Correspondence should be addressed to Federico Conrado; ti.otilop@odarnoc.ociredef

Received 5 October 2016; Accepted 4 January 2017; Published 24 January 2017

Academic Editor: Alessandro Pegoretti

Copyright © 2017 Federico Conrado and Matteo Pavese. This is an open access article distributed under the Creative Commons Attribution License, which permits unrestricted use, distribution, and reproduction in any medium, provided the original work is properly cited.
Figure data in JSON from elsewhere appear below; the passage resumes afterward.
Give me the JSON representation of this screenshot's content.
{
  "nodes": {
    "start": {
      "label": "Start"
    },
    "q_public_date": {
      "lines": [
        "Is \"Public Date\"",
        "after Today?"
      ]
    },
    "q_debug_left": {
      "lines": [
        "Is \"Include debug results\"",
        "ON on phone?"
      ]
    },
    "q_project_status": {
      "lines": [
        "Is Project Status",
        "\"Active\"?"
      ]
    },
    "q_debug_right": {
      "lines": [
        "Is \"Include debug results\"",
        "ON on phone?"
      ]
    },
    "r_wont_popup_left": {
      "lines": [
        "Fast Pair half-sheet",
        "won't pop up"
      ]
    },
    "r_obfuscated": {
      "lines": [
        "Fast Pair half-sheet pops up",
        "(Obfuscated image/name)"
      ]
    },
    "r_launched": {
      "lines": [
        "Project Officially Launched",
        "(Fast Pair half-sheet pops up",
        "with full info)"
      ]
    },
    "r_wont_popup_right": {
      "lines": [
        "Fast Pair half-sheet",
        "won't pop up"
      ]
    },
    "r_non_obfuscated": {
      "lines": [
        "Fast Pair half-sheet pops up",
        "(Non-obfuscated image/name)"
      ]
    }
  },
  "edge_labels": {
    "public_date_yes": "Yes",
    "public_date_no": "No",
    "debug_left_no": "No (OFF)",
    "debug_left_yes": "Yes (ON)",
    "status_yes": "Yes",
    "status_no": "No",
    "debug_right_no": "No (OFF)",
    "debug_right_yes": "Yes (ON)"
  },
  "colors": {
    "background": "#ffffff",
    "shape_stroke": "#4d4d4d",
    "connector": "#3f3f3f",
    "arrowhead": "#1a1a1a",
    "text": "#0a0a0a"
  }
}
In order to overcome thermal resistance issues in polymeric matrix composites, self-standing graphene aerogels were synthetized and infiltrated with an epoxy resin, in order to create conductive preferential pathways through which heat can be easily transported. These continuous highly thermally conductive 3D-structures show, due to the high interconnection degree of graphene flakes, enhanced transport properties. Two kinds of aerogels were investigated, obtained by hydrothermal synthesis (HS) and ice-templated direct freeze synthesis (DFS). Following HS method an isotropic structure is obtained, and following DFS method instead an anisotropic arrangement of graphene flakes results. The density of the structure can be tuned leading to a different amount of graphene inside the final composite. The residual oxygen, known to be detrimental to thermal properties, was removed by thermal treatment before the infiltration process. With 1,25 wt.% of graphene, using HS method, the thermal conductivity of the polymeric resin was increased by 80%, suggesting that this technique is a valid route to improve the thermal performance of graphene-based composites. When preferential orientation of the filler was present (DFS case), thermal conductivity was increased more than 25% with a graphene content of only 0,27 wt.%, demonstrating that oriented structures can further improve the thermal transport efficiency.